The "Synopsis" says:

  2 #include <stdatomic.h>
    <C> atomic_fetch_<key>(volatile <A> *object, <M> operand);
    <C> atomic_fetch_<key>_explicit(volatile <A> *object,
                              <M> operand, memory_order order);

and the meaning of <A>, <C> and <M> is given in "7.17.1 Introduction", as follows:

  5 In the following synopses:

     - An <A> refers to one of the atomic types.
     - A <C> refers to its corresponding non-atomic type.
     - An <M> refers to the type of the other argument for
       arithmetic operations. For atomic integer types, <M>
       is <C>. For atomic pointer types, <M> is ptrdiff_t.

As it happens, <M> only used in the Synopsis for atomic_fetch_<key>... which is not defined for pointer types ?

I realise this is not really the place for discussion of the Standard, but I assume that what gcc does is based on some interpretation of it. Is there a good place to look for that interpretation ?

Chris

--------------------------

FWIW (1): the functions in gcc/glibc's <stdatomic.h> do *not* require the various <A> arguments to be atomic types... they are perfectly happy with ordinary types. That doesn't seem right to me.
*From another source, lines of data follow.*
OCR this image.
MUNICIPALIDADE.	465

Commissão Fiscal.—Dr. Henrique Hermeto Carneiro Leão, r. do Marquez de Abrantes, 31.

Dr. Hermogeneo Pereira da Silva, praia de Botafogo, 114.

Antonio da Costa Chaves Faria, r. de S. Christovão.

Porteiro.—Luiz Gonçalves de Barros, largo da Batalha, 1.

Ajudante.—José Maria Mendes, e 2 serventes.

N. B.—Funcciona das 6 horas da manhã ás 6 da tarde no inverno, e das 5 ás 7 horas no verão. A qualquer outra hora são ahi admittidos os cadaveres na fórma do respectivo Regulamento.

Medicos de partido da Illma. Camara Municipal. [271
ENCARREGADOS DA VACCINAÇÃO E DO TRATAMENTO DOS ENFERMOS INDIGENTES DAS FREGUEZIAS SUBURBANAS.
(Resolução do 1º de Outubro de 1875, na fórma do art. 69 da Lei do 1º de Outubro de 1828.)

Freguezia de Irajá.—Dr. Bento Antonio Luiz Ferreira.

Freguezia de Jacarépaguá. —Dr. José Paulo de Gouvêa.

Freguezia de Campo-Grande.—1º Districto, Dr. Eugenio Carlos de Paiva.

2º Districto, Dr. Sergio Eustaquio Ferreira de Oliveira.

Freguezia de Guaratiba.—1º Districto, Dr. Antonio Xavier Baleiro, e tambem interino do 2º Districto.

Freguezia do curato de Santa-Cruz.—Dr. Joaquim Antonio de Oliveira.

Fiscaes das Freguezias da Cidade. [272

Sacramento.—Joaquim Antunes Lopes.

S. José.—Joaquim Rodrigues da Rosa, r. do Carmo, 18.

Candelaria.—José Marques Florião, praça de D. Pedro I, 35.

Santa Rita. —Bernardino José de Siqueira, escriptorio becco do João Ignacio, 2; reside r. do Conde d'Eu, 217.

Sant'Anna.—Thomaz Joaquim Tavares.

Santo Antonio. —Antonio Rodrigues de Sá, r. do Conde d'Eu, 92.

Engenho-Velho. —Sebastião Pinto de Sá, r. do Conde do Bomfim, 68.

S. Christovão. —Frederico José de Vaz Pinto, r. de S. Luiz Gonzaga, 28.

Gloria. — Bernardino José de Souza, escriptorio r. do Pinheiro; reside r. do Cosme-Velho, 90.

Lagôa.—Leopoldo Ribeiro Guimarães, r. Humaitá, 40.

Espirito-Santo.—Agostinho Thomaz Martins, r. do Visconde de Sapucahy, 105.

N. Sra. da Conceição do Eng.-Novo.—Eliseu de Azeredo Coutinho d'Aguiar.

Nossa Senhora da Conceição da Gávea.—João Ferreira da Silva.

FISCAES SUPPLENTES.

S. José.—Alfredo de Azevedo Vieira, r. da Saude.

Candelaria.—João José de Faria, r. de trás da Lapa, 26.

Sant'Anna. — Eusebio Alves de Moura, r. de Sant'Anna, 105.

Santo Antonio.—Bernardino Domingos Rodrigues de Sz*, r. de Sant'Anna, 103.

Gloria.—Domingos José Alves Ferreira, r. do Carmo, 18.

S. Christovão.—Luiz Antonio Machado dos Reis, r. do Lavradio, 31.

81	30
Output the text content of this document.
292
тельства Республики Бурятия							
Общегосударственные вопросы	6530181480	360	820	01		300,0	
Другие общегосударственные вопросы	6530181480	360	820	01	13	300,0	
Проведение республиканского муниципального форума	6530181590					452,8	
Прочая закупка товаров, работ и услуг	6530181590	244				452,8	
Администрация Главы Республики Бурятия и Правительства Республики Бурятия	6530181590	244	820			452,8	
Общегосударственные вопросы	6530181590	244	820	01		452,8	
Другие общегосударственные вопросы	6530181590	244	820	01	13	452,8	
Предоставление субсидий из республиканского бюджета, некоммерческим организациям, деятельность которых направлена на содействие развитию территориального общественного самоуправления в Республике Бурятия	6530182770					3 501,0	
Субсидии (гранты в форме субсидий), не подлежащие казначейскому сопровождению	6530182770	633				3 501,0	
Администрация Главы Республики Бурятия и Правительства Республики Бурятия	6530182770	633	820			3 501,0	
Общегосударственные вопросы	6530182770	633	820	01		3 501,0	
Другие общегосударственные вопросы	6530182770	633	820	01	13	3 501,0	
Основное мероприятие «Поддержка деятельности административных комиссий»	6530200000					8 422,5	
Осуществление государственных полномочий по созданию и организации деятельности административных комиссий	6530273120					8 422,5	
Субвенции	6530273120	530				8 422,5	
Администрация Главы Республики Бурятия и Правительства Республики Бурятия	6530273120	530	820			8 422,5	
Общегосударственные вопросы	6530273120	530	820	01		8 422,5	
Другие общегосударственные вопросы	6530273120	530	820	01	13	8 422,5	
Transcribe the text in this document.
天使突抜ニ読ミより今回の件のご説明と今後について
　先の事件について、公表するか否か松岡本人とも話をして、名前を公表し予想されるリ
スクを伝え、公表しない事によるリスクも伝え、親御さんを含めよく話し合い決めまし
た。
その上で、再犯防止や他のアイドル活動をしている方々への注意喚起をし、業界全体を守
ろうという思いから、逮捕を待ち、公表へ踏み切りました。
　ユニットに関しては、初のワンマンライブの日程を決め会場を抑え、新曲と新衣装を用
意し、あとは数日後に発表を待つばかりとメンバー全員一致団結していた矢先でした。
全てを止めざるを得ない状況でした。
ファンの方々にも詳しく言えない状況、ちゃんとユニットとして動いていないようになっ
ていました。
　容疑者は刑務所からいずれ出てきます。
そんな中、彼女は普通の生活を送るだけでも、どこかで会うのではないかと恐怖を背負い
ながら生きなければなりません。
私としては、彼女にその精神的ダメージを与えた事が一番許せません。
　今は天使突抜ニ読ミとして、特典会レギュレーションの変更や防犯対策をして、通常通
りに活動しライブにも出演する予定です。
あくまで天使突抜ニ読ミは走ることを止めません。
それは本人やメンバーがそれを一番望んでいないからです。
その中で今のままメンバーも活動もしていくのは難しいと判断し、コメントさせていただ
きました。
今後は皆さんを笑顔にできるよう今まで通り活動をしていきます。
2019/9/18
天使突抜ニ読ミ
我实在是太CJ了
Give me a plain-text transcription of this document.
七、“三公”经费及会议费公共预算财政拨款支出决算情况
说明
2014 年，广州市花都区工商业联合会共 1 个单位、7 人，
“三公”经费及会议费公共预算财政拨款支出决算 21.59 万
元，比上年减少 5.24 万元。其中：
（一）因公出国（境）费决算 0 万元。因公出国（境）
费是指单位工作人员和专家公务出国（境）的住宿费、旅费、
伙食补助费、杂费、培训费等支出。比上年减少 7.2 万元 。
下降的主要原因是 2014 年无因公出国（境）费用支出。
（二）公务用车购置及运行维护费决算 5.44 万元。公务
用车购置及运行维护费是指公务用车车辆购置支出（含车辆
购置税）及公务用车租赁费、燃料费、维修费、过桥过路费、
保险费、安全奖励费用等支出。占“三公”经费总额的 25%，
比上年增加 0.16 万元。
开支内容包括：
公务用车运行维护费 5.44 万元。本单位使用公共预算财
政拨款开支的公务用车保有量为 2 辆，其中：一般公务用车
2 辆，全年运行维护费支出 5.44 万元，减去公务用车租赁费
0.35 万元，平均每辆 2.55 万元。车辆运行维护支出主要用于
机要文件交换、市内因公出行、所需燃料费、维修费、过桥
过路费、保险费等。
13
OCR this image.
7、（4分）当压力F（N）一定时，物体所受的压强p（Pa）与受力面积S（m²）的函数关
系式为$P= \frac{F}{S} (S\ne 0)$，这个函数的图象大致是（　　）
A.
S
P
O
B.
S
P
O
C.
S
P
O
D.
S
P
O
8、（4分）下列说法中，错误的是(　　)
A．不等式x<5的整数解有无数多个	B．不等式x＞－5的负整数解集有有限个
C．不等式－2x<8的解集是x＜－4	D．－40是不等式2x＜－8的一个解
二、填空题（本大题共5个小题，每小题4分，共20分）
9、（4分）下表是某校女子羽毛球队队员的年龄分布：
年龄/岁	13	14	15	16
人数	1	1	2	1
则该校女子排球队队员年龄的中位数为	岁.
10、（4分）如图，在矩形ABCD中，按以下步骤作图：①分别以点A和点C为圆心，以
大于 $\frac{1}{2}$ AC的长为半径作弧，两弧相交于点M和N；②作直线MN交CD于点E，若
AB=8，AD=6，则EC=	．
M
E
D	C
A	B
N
FWIW (2): the Standard (later in 7.17.7.5) says:

  5 NOTE The operation of the atomic_fetch and modify generic
    functions are nearly equivalent to the operation of the
    corresponding op= compound assignment operators. The only
    differences are that the compound assignment operators are
    not guaranteed to operate atomically, ...

Except that "6.5.16.2 Compound assignment" says:

  3 A compound assignment of the form E1 op= E2 ...
    ... If E1 has an atomic type, compound assignment is a
    read-modify-write operation with memory_order_seq_cst
    memory order semantics.

which looks like a flat contradiction to me.